2.”本郷もかねやすより先まで江戸のうち”
この地図が表現する「江戸」の範囲は、
東端:三ツ目通り沿い?の運河
南端:北品川駅付近
北端:駒込駅付近
西端:新宿御苑付近(新宿御苑は公園ではなく、内藤駿河守ほかの屋敷)
地図から推測するに、東側はさらに市街地が広がっているようですが、ほかの3方向は田畑がはじまっています。
3.屋敷の持ち主の記述は、「門の方向が上」
例えば、江戸城(御城)は、正門、すなわち東方向が正面(上)です。このため、「御城」という記述は地図の上下と逆さまになります。
このほか、”加州”(加賀藩邸:現東京大学)は西が上、”水戸殿”(現小石川後楽園)は南が上などと、記述の方向は入り乱れています。
4.石川島と佃島は1つの島
19世紀半ばの時点で、隅田川東岸の海岸線は、現在の江東区永代~牡丹付近となっていました(だからこそ、当時の海岸の材木置き場が「木場」なわけですが)。隅田川西岸はおおむね現在と同様ですが、浜離宮より南では、現在の東海道線のラインが海岸線となっています。お台場や夢の島はもちろん、月島のもんじゃ焼きさえもありません。

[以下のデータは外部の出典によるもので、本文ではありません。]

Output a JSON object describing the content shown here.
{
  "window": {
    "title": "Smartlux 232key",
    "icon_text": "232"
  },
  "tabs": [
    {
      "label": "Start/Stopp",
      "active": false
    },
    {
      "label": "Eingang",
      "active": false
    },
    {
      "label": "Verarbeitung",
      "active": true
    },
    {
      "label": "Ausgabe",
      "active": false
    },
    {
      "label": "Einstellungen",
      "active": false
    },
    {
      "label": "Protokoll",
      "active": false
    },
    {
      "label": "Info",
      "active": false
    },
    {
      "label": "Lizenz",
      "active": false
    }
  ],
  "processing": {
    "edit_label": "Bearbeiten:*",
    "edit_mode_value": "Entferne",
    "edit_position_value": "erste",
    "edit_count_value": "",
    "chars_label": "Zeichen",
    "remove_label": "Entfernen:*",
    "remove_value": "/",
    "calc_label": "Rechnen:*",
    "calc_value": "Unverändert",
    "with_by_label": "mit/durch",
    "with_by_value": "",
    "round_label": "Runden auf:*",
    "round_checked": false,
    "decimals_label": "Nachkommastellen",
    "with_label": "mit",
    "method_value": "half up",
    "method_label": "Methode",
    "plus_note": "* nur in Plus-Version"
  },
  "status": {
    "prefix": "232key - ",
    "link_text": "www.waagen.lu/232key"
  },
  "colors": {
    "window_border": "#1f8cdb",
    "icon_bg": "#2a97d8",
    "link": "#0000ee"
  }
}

そんな中、唯一あったのが「石川島」と「佃島」。この2つはもともと別の島で、石川島はもともとあった無人島、佃島は江戸時代初期に浅瀬を埋め立てた人工島です。これらが一体化したのは、石川島に人足寄場が設置された18世紀末のことです。
2つの島が一体化したとはいえ、現在の大川端リバーシティ21のごく一部(センチュリーパークタワーとイーストタワーズII?)に相当する非常に小さい陸地でした。
(参考)
http://www.ihi.co.jp/ihi/ihi150/p/30.htm
5.新大橋は歴史がある
当時、隅田川にかかる橋は江戸市中でわずか4つ。北から、東橋(ママ)、両国橋、新大橋、そして永代橋です。
6.溜池は池だった
溜池の交差点にも表示がありますが、溜池は、江戸時代においては江戸城の外堀兼貯水池でした。徳川家光が泳いだという記録も残っています。ここが本格的に埋め立てられたのは、明治期、現在の特許庁付近に工部大学校を建設するためでした。
7.弁天島は陸続き
不忍池の弁天島については、
[32231] hmt さんが、
「陸続き」と疑われた不忍池(しのばずのいけ)の細道は、弁天様の参道です。
1:25000地形図によると、大正7年と昭和6年の間にできています。
とされていますが、地図を見る限り、東側からの参道が1本、つながっており、19世紀の時点ですでに「池中参道」があったようにうかがえます。